All of that being said, I did end up enjoying some of the show. When you remove yourself from the technical aspects, and just watch the action, it’s a damn awesome action show, never skimping on the flashy robot fights. But like Michael Bay’s Transformers, it lacks soul, preferring to twist and turn around explosions and cheap intrigue, ignoring the characters with the most potential, for the bottom-of-the-bucket nobodies who exist just to move the story along. There is never any genuine feel to the show, and this is the problem I have with short-order series. They run for a half-season, episode-wise, and announce their second season at the end. Are they just not confident in knowing there will be a second season until halfway through? Or do they just deliberately pull this shit so as to create SUSPENSE for 3-4 months while we wait to see what happened to our emotionless hero and his princess?

It’s like anime has fallen to the restaurant equivalent standard of Denny’s. You don’t get bad food, but you get cheap food that gets you by, and the company you keep at 2AM are the nerds who came with you to watch Matrix Revolutions and insist on spending the next three hours over coffee discussing what you liked and didn’t like about the movie.

You know, before social media and blogs.

Title: Aldnoah Zero
Sub Group I Watched: Vivid-Watashi
Episodes: 12
Rating (1-10): 7

The only love story worth giving a shit about.
The only love story worth giving a shit about.

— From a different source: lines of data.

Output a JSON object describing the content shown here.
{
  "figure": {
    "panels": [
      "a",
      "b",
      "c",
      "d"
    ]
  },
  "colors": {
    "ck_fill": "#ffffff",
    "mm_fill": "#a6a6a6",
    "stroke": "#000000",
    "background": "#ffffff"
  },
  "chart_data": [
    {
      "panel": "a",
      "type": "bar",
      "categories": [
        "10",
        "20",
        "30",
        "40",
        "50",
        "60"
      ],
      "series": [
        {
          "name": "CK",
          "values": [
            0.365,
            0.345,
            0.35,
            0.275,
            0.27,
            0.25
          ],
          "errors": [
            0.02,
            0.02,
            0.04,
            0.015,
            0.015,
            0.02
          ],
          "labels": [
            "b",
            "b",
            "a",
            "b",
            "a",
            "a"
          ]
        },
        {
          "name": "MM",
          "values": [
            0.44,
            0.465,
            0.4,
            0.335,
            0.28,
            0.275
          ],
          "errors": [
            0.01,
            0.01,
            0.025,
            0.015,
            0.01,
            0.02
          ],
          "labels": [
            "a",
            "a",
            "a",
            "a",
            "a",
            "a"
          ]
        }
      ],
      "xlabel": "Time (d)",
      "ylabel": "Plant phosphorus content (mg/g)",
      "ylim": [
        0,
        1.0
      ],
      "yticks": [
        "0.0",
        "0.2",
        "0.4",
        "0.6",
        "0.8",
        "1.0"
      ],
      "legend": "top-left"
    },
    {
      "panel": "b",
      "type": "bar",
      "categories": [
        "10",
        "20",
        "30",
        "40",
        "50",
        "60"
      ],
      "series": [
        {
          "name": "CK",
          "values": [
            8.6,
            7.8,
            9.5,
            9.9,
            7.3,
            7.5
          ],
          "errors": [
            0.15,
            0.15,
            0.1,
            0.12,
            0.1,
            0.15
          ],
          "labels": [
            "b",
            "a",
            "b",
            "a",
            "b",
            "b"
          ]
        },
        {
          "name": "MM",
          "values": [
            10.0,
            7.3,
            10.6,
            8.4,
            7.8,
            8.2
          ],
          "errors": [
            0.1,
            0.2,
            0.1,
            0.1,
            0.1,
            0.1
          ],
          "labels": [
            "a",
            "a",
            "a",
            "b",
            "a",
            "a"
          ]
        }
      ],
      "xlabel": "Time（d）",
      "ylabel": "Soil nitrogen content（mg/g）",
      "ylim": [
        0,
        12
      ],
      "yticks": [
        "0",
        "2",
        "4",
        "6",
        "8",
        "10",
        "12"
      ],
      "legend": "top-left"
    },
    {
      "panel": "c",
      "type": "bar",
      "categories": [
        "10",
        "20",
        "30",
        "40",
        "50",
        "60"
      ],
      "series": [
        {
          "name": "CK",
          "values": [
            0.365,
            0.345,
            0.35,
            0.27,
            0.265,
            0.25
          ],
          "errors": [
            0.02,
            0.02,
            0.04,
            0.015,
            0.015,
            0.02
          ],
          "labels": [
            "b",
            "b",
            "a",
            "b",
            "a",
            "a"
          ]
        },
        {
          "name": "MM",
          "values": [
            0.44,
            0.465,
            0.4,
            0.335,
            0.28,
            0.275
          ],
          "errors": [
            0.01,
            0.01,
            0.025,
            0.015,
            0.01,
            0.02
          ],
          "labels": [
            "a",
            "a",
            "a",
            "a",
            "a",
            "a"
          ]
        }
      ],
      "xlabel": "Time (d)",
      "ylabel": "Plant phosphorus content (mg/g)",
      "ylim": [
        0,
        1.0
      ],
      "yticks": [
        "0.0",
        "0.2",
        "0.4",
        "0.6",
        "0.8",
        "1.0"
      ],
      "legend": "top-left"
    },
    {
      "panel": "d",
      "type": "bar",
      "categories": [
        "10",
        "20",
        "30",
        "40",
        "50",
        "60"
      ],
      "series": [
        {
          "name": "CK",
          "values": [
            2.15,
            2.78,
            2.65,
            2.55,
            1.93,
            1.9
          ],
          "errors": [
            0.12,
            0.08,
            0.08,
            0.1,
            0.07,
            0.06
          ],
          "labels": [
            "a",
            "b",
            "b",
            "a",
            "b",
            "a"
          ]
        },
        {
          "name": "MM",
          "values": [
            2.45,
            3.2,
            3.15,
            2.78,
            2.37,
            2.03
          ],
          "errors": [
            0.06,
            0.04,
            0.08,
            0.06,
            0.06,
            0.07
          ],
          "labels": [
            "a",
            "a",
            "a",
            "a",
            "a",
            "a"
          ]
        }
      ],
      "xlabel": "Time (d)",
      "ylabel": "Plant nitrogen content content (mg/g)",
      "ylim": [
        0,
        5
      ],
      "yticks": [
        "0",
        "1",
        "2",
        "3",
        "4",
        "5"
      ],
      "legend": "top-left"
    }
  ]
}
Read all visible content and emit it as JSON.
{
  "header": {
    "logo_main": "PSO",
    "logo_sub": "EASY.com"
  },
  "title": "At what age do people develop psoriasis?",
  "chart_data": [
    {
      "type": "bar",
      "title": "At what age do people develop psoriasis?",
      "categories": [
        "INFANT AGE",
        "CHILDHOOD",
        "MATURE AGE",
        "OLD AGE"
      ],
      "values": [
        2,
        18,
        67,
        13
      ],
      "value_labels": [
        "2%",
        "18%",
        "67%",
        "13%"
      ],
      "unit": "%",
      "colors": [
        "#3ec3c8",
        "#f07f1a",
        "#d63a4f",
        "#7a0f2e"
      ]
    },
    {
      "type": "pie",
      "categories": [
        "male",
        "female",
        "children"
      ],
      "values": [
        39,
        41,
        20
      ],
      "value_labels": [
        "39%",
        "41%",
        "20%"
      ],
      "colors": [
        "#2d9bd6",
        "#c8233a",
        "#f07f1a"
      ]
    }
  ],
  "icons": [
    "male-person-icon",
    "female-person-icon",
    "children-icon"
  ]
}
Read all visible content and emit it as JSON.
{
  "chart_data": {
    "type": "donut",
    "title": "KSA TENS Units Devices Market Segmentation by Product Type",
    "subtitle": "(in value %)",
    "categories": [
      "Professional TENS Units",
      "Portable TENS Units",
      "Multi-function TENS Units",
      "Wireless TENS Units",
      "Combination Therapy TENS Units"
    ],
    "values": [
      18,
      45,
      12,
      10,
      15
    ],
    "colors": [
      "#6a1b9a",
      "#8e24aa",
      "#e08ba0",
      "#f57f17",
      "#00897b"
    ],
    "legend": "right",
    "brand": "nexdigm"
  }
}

Rail Wars also finished this week, but I will reserve it for a mass-post this week. It also failed to deliver, but wasn’t worth enough words for its own post.

5 Comments

  1. I do agree, at almost no point in the series did I really care about the characters and the ones I liked were pushed aside.
    I am still waiting for an explanation to why the MC is so fucking competent in every regard.
    Is it because he is a robot? Because to me he looks like a really well made robot.
    Piloting a mecha? check
    Reverse engineering the enemy mecha’s weak points? check
    CPR? check
    Disarming a half naked chick like a ninja? check
    Showing emotion? nope
    Respect for human life? “I didn’t do this to rescue you personally” fail
    Caring for the extinction of terran life? “This is war” welp

    1. Inaho was too Gary Stu for me. At least with characters who became Gary Stus, like Kira Yamato, they had to learn some shit the hard way. I found all of the battles to be comically like a video game. HIT THE WEAK POINT TO DO MASSIVE DAMAGE.

      Every time.

      1. He also has a good amount of plot armor.
        Did you see how Saazbaum only attacked Inaho with vertical hits when he used the lasersword?
        Inaho just had to sidestep and avoided every single attack. But the second the earth reinforcements arrived he did two horizontal attacks wiping all of them out in one go.
        There’s no chance that Inaho could have dodged one of those.

        That may sound very nitpicky now, but incidents like these are the only reason why he didn’t explode violently in the first 10 seconds of battle like all the redshirts.